E proprio là, nella Moschea, venerdì scorso, durante la preghiera particolarmente solenne perchè si trattava del primo venerdì di Ramadan, sotto il ritratto di Morsi si è svolta una manifestazione in suo supporto.
E’ vero che i leader dell’autorità palestinese non hanno apprezzato questa scelta, e hanno dichiarato con Abu mazen, che l’Egitto ha i suoi affari interni ai quali i palestinesi non devono essere interessati. E’ evidente che Hamas, e non Fatah, è veramente interessata a sostenere Morsi, perchè li lega un rapporto perenne, quello dell’appartenenza alla Fratellanza Musulmana. E tuttavia quel ritratto sta là all’entrata della Moschea, e l’anima popolare dei palestinesi, e lo si è visto anche a causa di manifestazioni di strada degli arabi israeliani a favore di Morsi, prende ancora una volta la strada della religione, ancora una volta il collante non è la speranza di uno stato accanto allo stato ebraico, ma l’ideale panislamico di cui la Fratellanza è campione. Di nuovo i palestinesi, come è stato sin dai tempi di Arafat che invitava i bambini a diventare shahid, ovvero terroristi suicidi, per liberare Al Quds dagli ebrei, nuotano nellòa corrente della guerra di religione. Ha un bel dire Abu Mazen di biasimare Hamas per la sua esplicita presa di posizione. La verità è che la cultura diffusa anche da Fatah in questi anni, porta semnpre dalla parte dell’estremismo. Ai tempi di Saddam Hussein, quendo questi sparava missili su Israele, i palestinesi, che pure avevano qualche buona ragione per non amare la sua invasione del Kuwait, si arrampicavano sui tetti e danzavano invitando Saddam a colpire Tel Aviv e inneggiando al rais. Dal tempo della Spartizione la linea del rifiuto, via via nelle trattative con Rabin, Barak,Olmert, è sempre stata vincente. E ora non ci si vuole sedere senza precondizioni, non si vuole trattare, non sia mai che si arrivi a un accordo.. L’ombra del padre spirituale dei palestinesi Haj Amin al Husseini è sempre in un angolo che sorveglia i suoi.

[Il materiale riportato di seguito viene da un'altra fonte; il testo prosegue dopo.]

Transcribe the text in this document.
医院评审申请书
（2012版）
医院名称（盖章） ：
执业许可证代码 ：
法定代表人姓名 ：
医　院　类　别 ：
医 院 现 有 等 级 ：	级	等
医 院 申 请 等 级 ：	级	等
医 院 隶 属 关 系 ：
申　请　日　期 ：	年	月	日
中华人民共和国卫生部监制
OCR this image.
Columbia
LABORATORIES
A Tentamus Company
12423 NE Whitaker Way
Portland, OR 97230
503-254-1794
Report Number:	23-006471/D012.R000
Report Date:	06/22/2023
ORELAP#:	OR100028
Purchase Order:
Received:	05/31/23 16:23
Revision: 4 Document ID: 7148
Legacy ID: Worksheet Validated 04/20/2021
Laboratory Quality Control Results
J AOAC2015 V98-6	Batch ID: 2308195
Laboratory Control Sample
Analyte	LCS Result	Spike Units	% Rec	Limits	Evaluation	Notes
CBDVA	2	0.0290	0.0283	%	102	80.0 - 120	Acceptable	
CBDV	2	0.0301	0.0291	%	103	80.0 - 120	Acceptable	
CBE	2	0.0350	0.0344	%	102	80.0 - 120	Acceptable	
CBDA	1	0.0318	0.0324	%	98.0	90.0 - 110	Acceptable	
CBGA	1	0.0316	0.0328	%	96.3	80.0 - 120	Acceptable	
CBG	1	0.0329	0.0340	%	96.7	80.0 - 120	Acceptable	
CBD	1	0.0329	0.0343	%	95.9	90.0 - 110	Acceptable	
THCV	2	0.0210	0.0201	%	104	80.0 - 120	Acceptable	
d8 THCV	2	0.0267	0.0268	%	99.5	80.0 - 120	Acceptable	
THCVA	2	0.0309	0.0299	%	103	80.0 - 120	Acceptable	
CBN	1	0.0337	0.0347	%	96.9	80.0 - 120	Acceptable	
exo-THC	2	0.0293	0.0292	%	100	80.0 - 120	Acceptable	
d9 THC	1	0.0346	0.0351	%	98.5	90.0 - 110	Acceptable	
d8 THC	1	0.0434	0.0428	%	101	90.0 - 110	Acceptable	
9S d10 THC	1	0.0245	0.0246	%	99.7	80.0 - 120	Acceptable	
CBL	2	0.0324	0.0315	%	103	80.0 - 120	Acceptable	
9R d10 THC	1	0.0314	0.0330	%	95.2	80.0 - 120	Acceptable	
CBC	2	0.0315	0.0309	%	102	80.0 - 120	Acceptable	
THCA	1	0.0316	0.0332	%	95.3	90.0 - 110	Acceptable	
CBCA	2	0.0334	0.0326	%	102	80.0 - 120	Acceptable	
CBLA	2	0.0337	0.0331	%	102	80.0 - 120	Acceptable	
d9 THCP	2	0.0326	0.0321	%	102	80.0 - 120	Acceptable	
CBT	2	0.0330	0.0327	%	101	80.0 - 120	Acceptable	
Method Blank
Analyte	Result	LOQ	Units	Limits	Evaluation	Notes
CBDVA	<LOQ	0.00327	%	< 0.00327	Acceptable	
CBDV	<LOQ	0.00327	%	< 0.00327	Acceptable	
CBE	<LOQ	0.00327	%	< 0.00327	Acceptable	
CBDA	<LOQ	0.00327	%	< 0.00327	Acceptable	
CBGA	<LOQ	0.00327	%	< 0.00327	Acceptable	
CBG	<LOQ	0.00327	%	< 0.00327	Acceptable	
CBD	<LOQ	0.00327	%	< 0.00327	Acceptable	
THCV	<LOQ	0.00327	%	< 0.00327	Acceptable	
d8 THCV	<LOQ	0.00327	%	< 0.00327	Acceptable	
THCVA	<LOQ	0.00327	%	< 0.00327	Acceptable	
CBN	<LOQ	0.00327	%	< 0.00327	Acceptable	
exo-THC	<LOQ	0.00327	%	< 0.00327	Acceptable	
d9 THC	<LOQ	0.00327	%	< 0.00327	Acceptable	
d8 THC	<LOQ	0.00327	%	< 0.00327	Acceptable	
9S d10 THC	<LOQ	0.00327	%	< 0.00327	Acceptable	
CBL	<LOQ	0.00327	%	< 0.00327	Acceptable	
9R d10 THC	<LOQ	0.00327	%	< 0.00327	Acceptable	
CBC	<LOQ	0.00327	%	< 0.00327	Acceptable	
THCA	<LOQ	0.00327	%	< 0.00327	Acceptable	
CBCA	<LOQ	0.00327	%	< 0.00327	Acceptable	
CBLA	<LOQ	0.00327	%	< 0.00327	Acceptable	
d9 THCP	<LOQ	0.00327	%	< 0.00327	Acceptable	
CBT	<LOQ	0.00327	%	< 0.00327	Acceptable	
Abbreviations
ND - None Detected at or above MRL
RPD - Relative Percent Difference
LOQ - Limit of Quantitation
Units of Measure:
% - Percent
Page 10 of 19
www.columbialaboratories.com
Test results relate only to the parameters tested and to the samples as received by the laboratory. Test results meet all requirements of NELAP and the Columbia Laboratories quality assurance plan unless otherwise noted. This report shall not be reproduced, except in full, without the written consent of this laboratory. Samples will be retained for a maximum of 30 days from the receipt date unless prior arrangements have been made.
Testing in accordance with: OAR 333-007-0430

Gli egiziani, che hanno la reponsabilità di una grande nazione, l’unica vera nazione araba non disegnata solo dagli accordi Sykes Picot ma anche da una storia millenaria,intanto rendono chiaro che per loro Hamas è un punto interrogativo, che non gli basta che sia membro della Fratellanza, ma che vogliono assicurazioni sul Sinai. Ovvero vogliono evitare che Hamas sia complice del continuo scorrazzare di terroristi che compiono attentati contro l’esercito. Hamas, che è in difficoltà perchè il suo migliore amico è andato in prigione e perchè non ha più rifugio in Siria, cerca di rifarsi sull’opinione pubblica palestinese, e in buona parte ci riesce. Non sono buone notizie per il processo di pace, e Kerry, in arrivo nell’area per la sesta volta, ne dovrà tenere conto.